Portrait de Liam, jeune décorateur

Décor du clip “+ de moi/+ de toi” du groupe Aplusetdims, photo par Lisa Guetrot

 « Le vertige c’est avant tout la peur de l’inconnu. Je n’ai pas nourri cette peur, j’ai préféré m’y jeter. À l’arrivée, j’y ai découvert de belles choses. »


Aujourd’hui je vous propose de partir à la rencontre de Liam, jeune décorateur faisant ses premiers pas dans le monde vertigineux du cinéma.

J’ai rencontré Liam au début de mes « années lycée » par le biais d’une amie. Après l’obtention du baccalauréat, il continue ses études à l’université de Tours, en langue puis en sociologie, tandis que j’emménage à Paris pour étudier le cinéma. Ses études ne lui plaisent pas vraiment, le futur est informe mais une première expérience va venir en dessiner les contours. Une nouvelle chose nous rassemble aujourd’hui, notre découverte du métier de décorateur.
 Nous n’essaierons pas ici d’expliquer en détail ce qu’est le métier de décorateur mais plutôt de partager notre expérience sur ses débuts.
 Liam est actuellement troisième assistant décoration. Pour l’instant, il est plus souvent proche des chefs.ffes constructeur.rice et des accessoiristes de plateau. Il intervient en amont du tournage, lors de la préparation où l’on fabrique et aménage le décor, puis pendant le tournage pour les réajustements et un peu après lorsqu’il s’agit de débarrasser et ranger le décor.
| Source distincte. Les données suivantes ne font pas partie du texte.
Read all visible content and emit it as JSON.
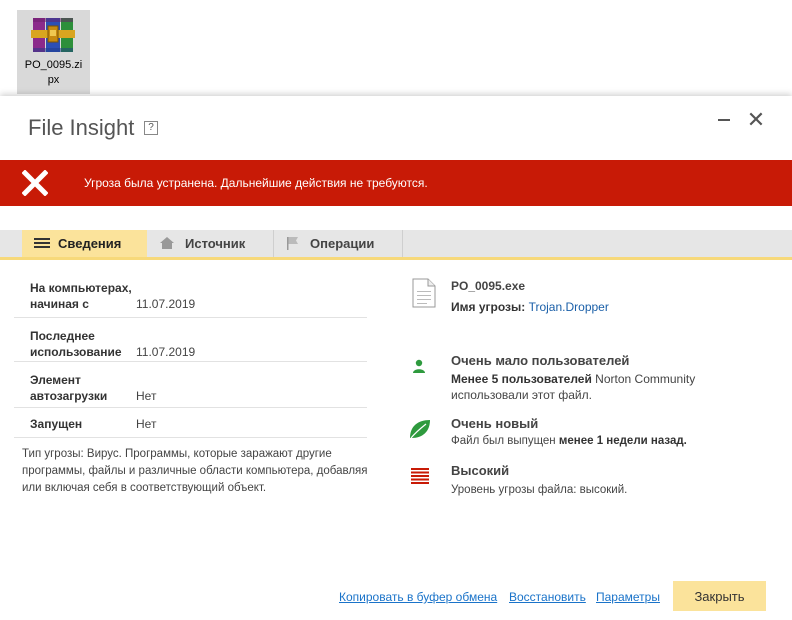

Liam ne s’est pas retrouvé complètement par hasard dans ce milieu. Son père est rippeur depuis près de 30 ans. Le rippeur est en quelque sorte le déménageur de l’équipe déco. Très souvent au volant de son camion, il s’occupe de l’enlèvement, ou autrement dit, d’aller récupérer les meubles et tout autre objet chez les fournisseurs. Il les amène ensuite sur le décor pour les installer. À la fin du tournage, il désinstalle et stocke éventuellement certains éléments ailleurs. Sur de plus petites productions, il peut s’occuper de récupérer les matières premières à l’élaboration d’un décor (bois, ferronnerie…) et il peut jouer le rôle « d’homme à tout faire » sur le plateau (bricolage, retouche de peinture…). C’est un métier qui peut s’avérer difficile physiquement et moralement, pour différentes raisons souvent communes au métier de la décoration et du cinéma plus largement.
 Lors de notre entretien, on évoque dans un premier temps le rythme de travail. En effet, il ne faut pas compter ses heures et le rythme est intense. On peut estimer une semaine de travail à environ 39 heures (officiellement), bien que les journées de travail s’élèvent en réalité à 10 heures en moyenne (concernant Liam et me concernant). Cela occasionne de la fatigue et du stress et pour le cas des rippeurs par exemple, le corps s’abîme. C’est un métier pour lequel on vend son corps, sa force physique, un métier ouvrier à l’origine.
L’intermittence est aussi à l’origine de la fatigue morale. Pour valider son statut d’intermittent et continuer de gagner de l’argent en période de creux, il est nécessaire de valider un certain nombre d’heures de travail, 507 par an environ. Une des choses qui nous paraît alors essentielle pour travailler dans ce milieu, c’est d’entretenir son réseau pour multiplier les opportunités de travailler. Liam ajoute que pour lui « ce n’est pas toujours facile d’aller vers les gens, mais il faut se forcer un peu, sortir de sa zone de confort, ne pas hésiter à prendre des nouvelles des gens avec qui l’on a travaillé dans le passé ».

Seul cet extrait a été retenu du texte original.